Beppe Cino filme Palerme comme dans un temps suspendu vers le milieu du vingtième siècle ; le travail sur les décors, les couleurs et les costumes des boiteux de la ville, qui font parfois penser à Goya et à ses peintures du peuple, procède de la réussite dans la transmission d’une ambiance. Il faut se laisser prendre par la respiration du film, par l’imprégnation de Palerme sur la pellicule. Beppe Cino regarde sa ville sous tous les angles, la caresse tant, qu’on ne peut manquer de voir chez ce réalisateur l’amour de filmer, son envie de partager.
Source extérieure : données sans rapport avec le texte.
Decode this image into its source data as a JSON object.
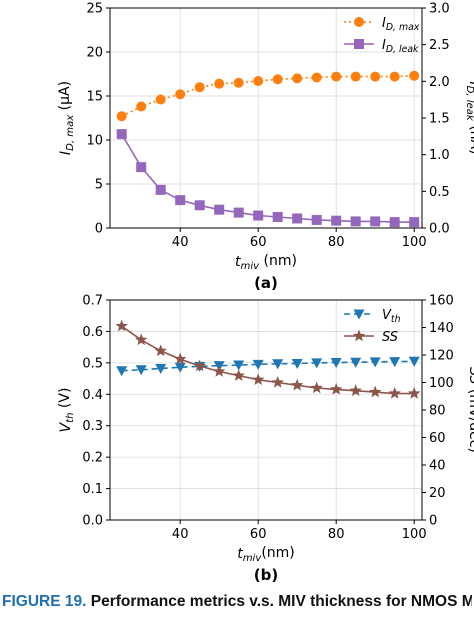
{
  "chart_data": [
    {
      "type": "line",
      "panel_label": "(a)",
      "x": [
        25,
        30,
        35,
        40,
        45,
        50,
        55,
        60,
        65,
        70,
        75,
        80,
        85,
        90,
        95,
        100
      ],
      "xlim": [
        22,
        102
      ],
      "xticks": [
        40,
        60,
        80,
        100
      ],
      "xlabel_main": "t",
      "xlabel_sub": "miv",
      "xlabel_unit": " (nm)",
      "left_axis": {
        "ylim": [
          0,
          25
        ],
        "ticks": [
          0,
          5,
          10,
          15,
          20,
          25
        ],
        "label_main": "I",
        "label_sub": "D, max",
        "label_unit": " (μA)"
      },
      "right_axis": {
        "ylim": [
          0,
          3.0
        ],
        "ticks": [
          "0.0",
          "0.5",
          "1.0",
          "1.5",
          "2.0",
          "2.5",
          "3.0"
        ],
        "label_main": "I",
        "label_sub": "D, leak",
        "label_unit": " (nA)"
      },
      "legend_position": "top-right",
      "grid": true,
      "series": [
        {
          "name_main": "I",
          "name_sub": "D, max",
          "axis": "left",
          "marker": "circle",
          "linestyle": "dotted",
          "color": "#ff7f0e",
          "values": [
            12.7,
            13.8,
            14.6,
            15.2,
            16.0,
            16.4,
            16.5,
            16.7,
            16.9,
            17.0,
            17.1,
            17.2,
            17.2,
            17.2,
            17.2,
            17.3
          ]
        },
        {
          "name_main": "I",
          "name_sub": "D, leak",
          "axis": "right",
          "marker": "square",
          "linestyle": "solid",
          "color": "#9467bd",
          "values": [
            1.28,
            0.83,
            0.52,
            0.38,
            0.31,
            0.25,
            0.21,
            0.17,
            0.15,
            0.13,
            0.11,
            0.1,
            0.09,
            0.09,
            0.08,
            0.08
          ]
        }
      ]
    },
    {
      "type": "line",
      "panel_label": "(b)",
      "x": [
        25,
        30,
        35,
        40,
        45,
        50,
        55,
        60,
        65,
        70,
        75,
        80,
        85,
        90,
        95,
        100
      ],
      "xlim": [
        22,
        102
      ],
      "xticks": [
        40,
        60,
        80,
        100
      ],
      "xlabel_main": "t",
      "xlabel_sub": "miv",
      "xlabel_unit": "(nm)",
      "left_axis": {
        "ylim": [
          0,
          0.7
        ],
        "ticks": [
          "0.0",
          "0.1",
          "0.2",
          "0.3",
          "0.4",
          "0.5",
          "0.6",
          "0.7"
        ],
        "label_main": "V",
        "label_sub": "th",
        "label_unit": " (V)"
      },
      "right_axis": {
        "ylim": [
          0,
          160
        ],
        "ticks": [
          "0",
          "20",
          "40",
          "60",
          "80",
          "100",
          "120",
          "140",
          "160"
        ],
        "label_main": "SS",
        "label_sub": "",
        "label_unit": " (mV/dec)"
      },
      "legend_position": "top-right",
      "grid": true,
      "series": [
        {
          "name_main": "V",
          "name_sub": "th",
          "axis": "left",
          "marker": "triangle-down",
          "linestyle": "dashed",
          "color": "#1f77b4",
          "values": [
            0.475,
            0.478,
            0.482,
            0.486,
            0.489,
            0.491,
            0.493,
            0.495,
            0.497,
            0.498,
            0.5,
            0.501,
            0.502,
            0.503,
            0.504,
            0.505
          ]
        },
        {
          "name_main": "SS",
          "name_sub": "",
          "axis": "right",
          "marker": "star",
          "linestyle": "solid",
          "color": "#8c564b",
          "values": [
            141,
            131,
            123,
            117,
            112,
            108,
            105,
            102,
            100,
            98,
            96,
            95,
            94,
            93,
            92,
            92
          ]
        }
      ]
    }
  ],
  "caption": {
    "figure_number": "FIGURE 19.",
    "text": "Performance metrics v.s. MIV thickness for NMOS MIV-transistor"
  }
}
On veut pardonner à Beppe Cino les quelques maladresses où le pittoresque devient quelque peu factice, où l’ambiance du film semble pré-fabriquée, pour deux raisons. D’une part, celle que l’on vient d’énumérer : si, au cinéma, tout est affaire de sensations autant que de réflexion sur le monde, on ne peut rester insensible à un cadeau, même un peu maladroitement emballé. D’autre part, parce qu’en deuxième analyse, les clichés sont volontairement retenus. Lorsque Toto emmène Lina au bord de la mer et entame avec elle une danse aux côtés d’un groupe de musique folklorique, où lorsqu’elle lui donne un baiser initiatique en pleine rue, les clichés se changent en sourires sur le visage du spectateur, qui les garde pour ce qu’il sont : des photos (« clichés ») comme autant de déclarations à la fois à la douceur et à la violence sicilienne. Car c’est bien de ces deux notions opposées qu’il s’agit : mêlée à la douceur qui transparaît de la relation Toto-Lina, la violence des mafieux ressurgit dans quelques scènes de chantage et de règlements de compte. Les extrêmes se côtoient, comme un écho aux mélanges de Palerme, à son côté patchwork. Plus le film avance, plus on voit l’homme Beppe Cino au-delà du cinéaste, et son désir de filmer, comme il l’écrit à propos de son œuvre, « l’opaque matière du ventre de la ville, la profondeur des sentiments et l’humanité des gens de Palerme ».
Au-delà du plaisir de voir Palerme filmée amoureusement, et populairement, se dégage de ce long métrage la joie simple d’un joli scénario. Miracle à Palerme est une belle fresque à plusieurs voix, s’attachant à donner vie à des personnages typés, mais sans se disperser. Le point de départ de l’histoire, Toto et son apprentissage du monde adulte, qui n’est pas sans rappeler le malicieux Toto de Cinema Paradiso, donne sa cohérence au film. Miracle à Palerme est un joli morceau d’enfance malmenée, qui s’en sort plutôt bien.